Publié le par Bertrand

         J'ai déjà fait mention dans ce blog de la grotte de Fingal. Elle est située dans l’Ouest de l'Écosse, sur une petite île nommée Staffa (au large d’Iona et de Tobermory), à laquelle on peut accéder en bateau. Sur cette île, s’ouvre une sorte de caverne d’une soixantaine de mètres de hauteur, soutenue par ce que le géographe appelle des « orgues basaltiques » : la mer s'y engouffre en clapotant, ce qui produit cette rumeur presque musicale qui inspirera au musicien Mendhelsonn sa fameuse « Grotte de Fingal ». Fingal est l’un de ces héros de l’épopée antique prétendument écrite par Ossian, le vieux barbe écossais, « l’Homère du Nord ».

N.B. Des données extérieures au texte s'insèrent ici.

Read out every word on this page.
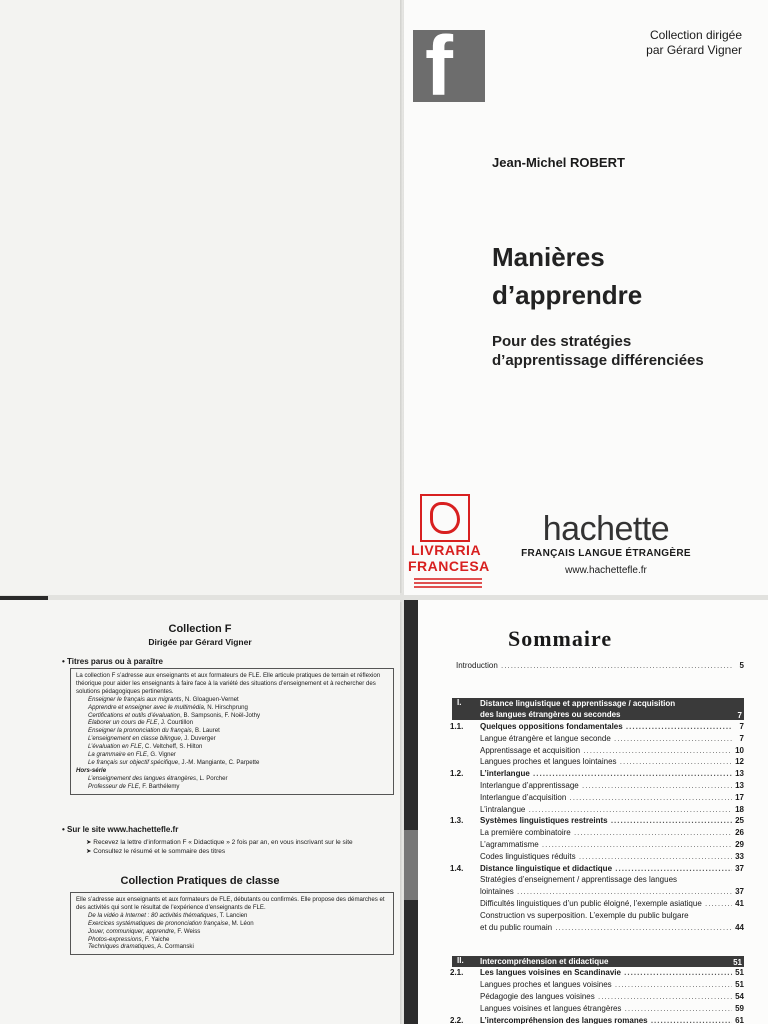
f	Collection dirigée
par Gérard Vigner
Jean-Michel ROBERT
Manières
d’apprendre
Pour des stratégies
d’apprentissage différenciées
LIVRARIA
FRANCESA
hachette
FRANÇAIS LANGUE ÉTRANGÈRE
www.hachettefle.fr
Collection F
Dirigée par Gérard Vigner
• Titres parus ou à paraître
La collection F s’adresse aux enseignants et aux formateurs de FLE. Elle articule pratiques de terrain et réflexion théorique pour aider les enseignants à faire face à la variété des situations d’enseignement et à rechercher des solutions pédagogiques pertinentes.
Enseigner le français aux migrants, N. Gloaguen-Vernet
Apprendre et enseigner avec le multimédia, N. Hirschprung
Certifications et outils d’évaluation, B. Sampsonis, F. Noël-Jothy
Élaborer un cours de FLE, J. Courtillon
Enseigner la prononciation du français, B. Lauret
L’enseignement en classe bilingue, J. Duverger
L’évaluation en FLE, C. Veltcheff, S. Hilton
La grammaire en FLE, G. Vigner
Le français sur objectif spécifique, J.-M. Mangiante, C. Parpette
Hors-série
L’enseignement des langues étrangères, L. Porcher
Professeur de FLE, F. Barthélemy
• Sur le site www.hachettefle.fr
➤ Recevez la lettre d’information F « Didactique » 2 fois par an, en vous inscrivant sur le site
➤ Consultez le résumé et le sommaire des titres
Collection Pratiques de classe
Elle s’adresse aux enseignants et aux formateurs de FLE, débutants ou confirmés. Elle propose des démarches et des activités qui sont le résultat de l’expérience d’enseignants de FLE.
De la vidéo à Internet : 80 activités thématiques, T. Lancien
Exercices systématiques de prononciation française, M. Léon
Jouer, communiquer, apprendre, F. Weiss
Photos-expressions, F. Yaiche
Techniques dramatiques, A. Cormanski
Sommaire
Introduction .....	5
I. Distance linguistique et apprentissage / acquisition
des langues étrangères ou secondes	7
1.1. Quelques oppositions fondamentales .....	7
Langue étrangère et langue seconde .....	7
Apprentissage et acquisition .....	10
Langues proches et langues lointaines .....	12
1.2. L’interlangue .....	13
Interlangue d’apprentissage .....	13
Interlangue d’acquisition .....	17
L’intralangue .....	18
1.3. Systèmes linguistiques restreints .....	25
La première combinatoire .....	26
L’agrammatisme .....	29
Codes linguistiques réduits .....	33
1.4. Distance linguistique et didactique .....	37
Stratégies d’enseignement / apprentissage des langues
lointaines .....	37
Difficultés linguistiques d’un public éloigné, l’exemple asiatique .....	41
Construction vs superposition. L’exemple du public bulgare
et du public roumain .....	44
II. Intercompréhension et didactique	51
2.1. Les langues voisines en Scandinavie .....	51
Langues proches et langues voisines .....	51
Pédagogie des langues voisines .....	54
Langues voisines et langues étrangères .....	59
2.2. L’intercompréhension des langues romanes .....	61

         En 1760, à Edimbourg, paraissait une plaquette de poèmes en prose intitulée Fragments de Poésie Ancienne, recueillis dans les Hautes Terres d’Ecosse, et traduits de la langue gaélique ou Erse. Il faut rendre hommage à cet Ecossais rusé qui a su répondre en son temps aux nouveaux besoins de sa génération… Il prétend en effet à la fin du XVIIIe siècle, avoir découvert dans l'extrême nord-ouest de son pays d’étranges textes écrits en langue gaélique qu'il attribue à Ossian, barde celte du IIIe siècle. Belle histoire qui comble aussitôt les rêves de l’Ailleurs et le vertige d’une Histoire renvoyée à l’aube des temps. Ossian parle de héros immenses, de pierres dressées dans la lande, de créatures énigmatiques, de silhouettes évanescentes vivant dans des châteaux dressés sur les gouffres. C’est tout Girnigoe ça, c’est tout Ackergill et sa Green Lady !

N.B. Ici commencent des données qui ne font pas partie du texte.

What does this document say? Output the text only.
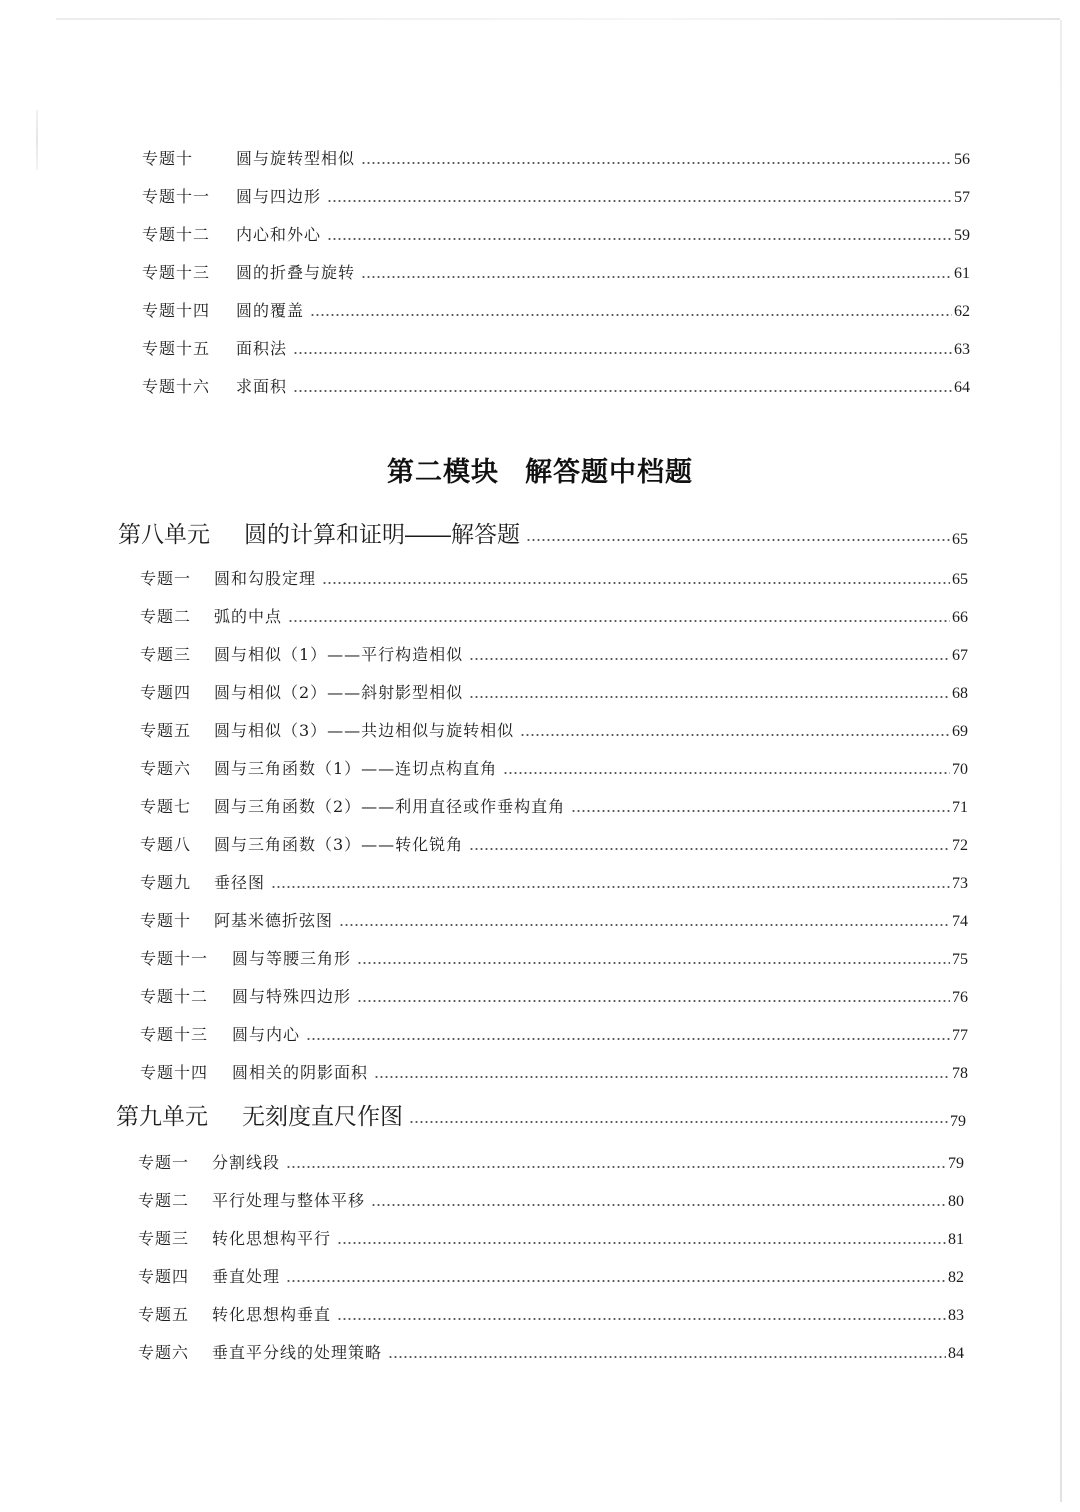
专题十	圆与旋转型相似	56
专题十一	圆与四边形	57
专题十二	内心和外心	59
专题十三	圆的折叠与旋转	61
专题十四	圆的覆盖	62
专题十五	面积法	63
专题十六	求面积	64
第二模块 解答题中档题
第八单元	圆的计算和证明——解答题	65
专题一	圆和勾股定理	65
专题二	弧的中点	66
专题三	圆与相似（1）——平行构造相似	67
专题四	圆与相似（2）——斜射影型相似	68
专题五	圆与相似（3）——共边相似与旋转相似	69
专题六	圆与三角函数（1）——连切点构直角	70
专题七	圆与三角函数（2）——利用直径或作垂构直角	71
专题八	圆与三角函数（3）——转化锐角	72
专题九	垂径图	73
专题十	阿基米德折弦图	74
专题十一	圆与等腰三角形	75
专题十二	圆与特殊四边形	76
专题十三	圆与内心	77
专题十四	圆相关的阴影面积	78
第九单元	无刻度直尺作图	79
专题一	分割线段	79
专题二	平行处理与整体平移	80
专题三	转化思想构平行	81
专题四	垂直处理	82
专题五	转化思想构垂直	83
专题六	垂直平分线的处理策略	84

         Tout n’est en fait que supercherie ! Macpherson a simplement cherché à donner un cadre à ses rêves romantiques… Il faut bientôt se rendre à l’évidence ! Ossian n'a jamais existé. Les héros d’Ossian ne sont que les chimères d’un esprit mélancolique… Macpherson doit avouer la mystification. Notons tout de même que la promotion de son œuvre s’est faite via la figure médiatique du vieux barde ! Bel effet de marketing !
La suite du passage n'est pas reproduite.